Hampir semua perempuan memiliki Internalized Misogyny dalam diri mereka dan mayoritas tidak menyadarinya. Internalized Misogyny dapat dilakukan oleh perempuan secara sadar maupun tidak sadar. Perempuan yang memiliki Internalized Misogyny tinggi, akan membentuk lingkup pertemanan tersendiri (circle) yang sesuai dengan preferensi mereka. Sementara para perempuan lain yang bertolak belakang akan dicibir dan direndahkan.
“I’m not like other girls” atau yang artinya “aku tidak sama dengan perempuan lainnya” adalah narasi yang identik dengan internalized misogyny. Perempuan pada kelompok ini enggan disamakan dengan perempuan lainnya karena menganggap dirinya lebih superior, keren, dan unik.
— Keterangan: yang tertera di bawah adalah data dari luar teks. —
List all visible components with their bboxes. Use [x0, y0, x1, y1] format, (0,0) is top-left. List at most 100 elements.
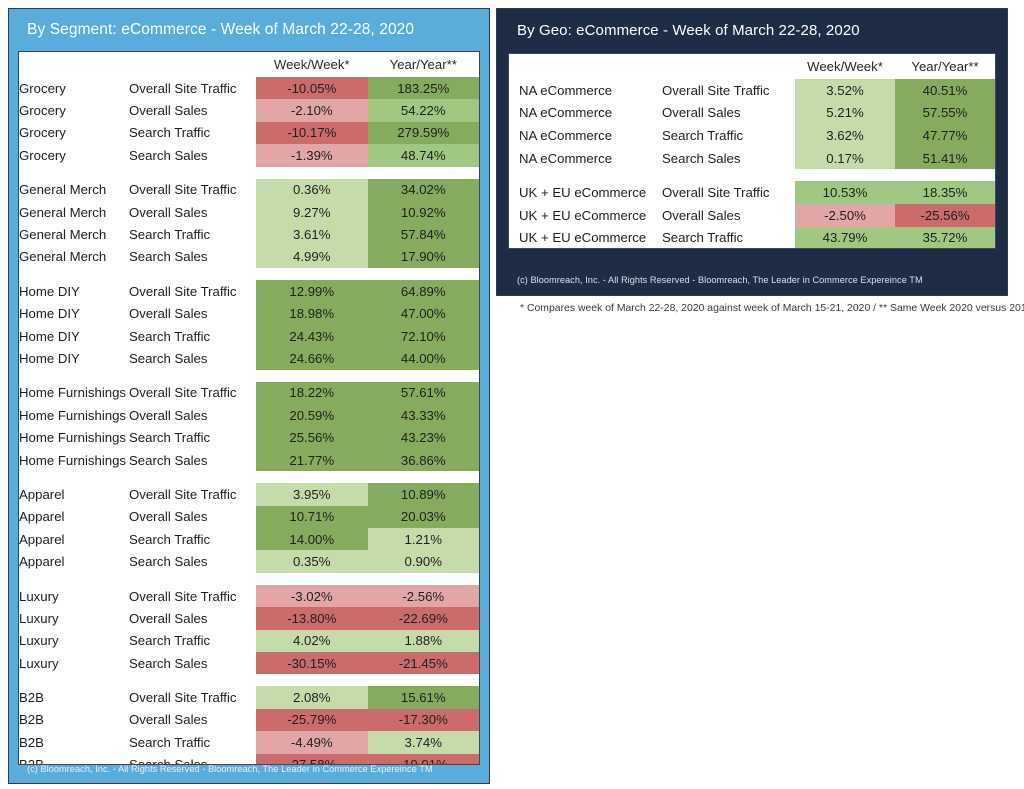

Sikap yang demikian ini tentu bertentangan dengan feminisme. Melalui Internalized Misogyny, seolah perempuan yang melakukan perawatan telah melakukan kesalahan, sedangkan perempuan yang cantik secara natural lebih baik. Mereka juga menganggap bahwa perempuan yang menyukai warna pink dan aksesoris lucu itu lebay, perempuan yang melahirkan melalui operasi bukanlah perempuan sejati, dan feminisme adalah memalukan.
Fenomena ini menjadi kontradiktif dengan perjuangan sebagian perempuan dalam mencapai kesetaraan gender. Sementara mereka memperjuangkan hak-haknya, ada segolongan dari sesama perempuan yang justru mengotak-kotakkan peran gender sehingga menjadi kaku. Alih-alih sama-sama berjuang, mereka justru menjadikan sesamanya sebagai lawan yang selalu bersaing dan berselisih.
Kenapa Internalized Misogyny dapat Terjadi?
Mereka yang Internalized Misogyny cenderung memiliki pemahaman yang sempit terhadap seseorang atau gender tertentu. Motif utamanya, biasanya dikarenakan keperluan validasi dari orang lain bahwa dirinya superior. Ketika perempuan mulai merendahkan orang lain untuk mengangkat derajatnya sendiri, artinya ada pola pikir yang keliru di sana.
Atau bahkan hal ini secara tidak sadar dapat tercipta dari lingkungan keluarga. Paham bahwa anak perempuan harus bisa memasak, independen, tidak boleh cengeng, dan tidak boleh memainkan permainan laki-laki. Mayoritas orang tua dalam lingkungan kita masih menanamkan nilai-nilai seperti itu pada anak perempuannya sedari dini.
Saat anak perempuan tumbuh dan menemui perempuan yang berkebalikan dengan mereka pelajari sejak kecil, mereka akan menganggapnya sebagai perempuan yang tidak memenuhi standar alias stereotipikal. Budaya patriarki yang hidup subur dan mewaris inilah yang mesti kita kikis perlahan.
Bisakah Internalized Misogyny Diatasi?
Meskipun sikap Internalized Misogyny sulit disadari, bukan berarti tidak bisa diatasi. Ada beberapa hal yang bisa kita lakukan untuk mengatasinya.
1. Open Minded
Untuk mengatasi atau menghindari Internalized Misogyny, yang harus kita lakukan pertama kali adalah membuka pikiran; membaca suatu hal dari pelbagai sudut pandang dan terutama dari sisi positif. Misalnya, alih-alih mengomentari makeup seseorang yang dianggap berlebihan, kita dapat memuji keterampilannya dalam berias.
Perlahan tapi pasti, kita juga harus menghapus pandangan seksis terhadap perempuan. Contoh pandangan seksis yang menjadi stereotipe pada perempuan adalah perempuan itu tukang gosip, ribet, rempong, tidak bisa mengendarai motor dengan benar, sulit dipahami, dan sebagainya. Kita perlu mengubah cara pandang untuk berhenti mendikotomikan satu sama lain.
2. Penerimaan Tanpa Syarat
Seperti maskulinitas, feminitas juga sebenarnya produk dari kontruksi sosial. Seharusnya kita tidak perlu membuat syarat dan standar mengenai perempuan harus seperti apa dan bagaimana. Perempuan memiliki hak dan wewenang untuk menjadi apapun sesuai keinginannya. Setiap yang mereka lakukan sebagai bentuk aktualisasi diri tidak akan mengurangi kadar kewanitaannya.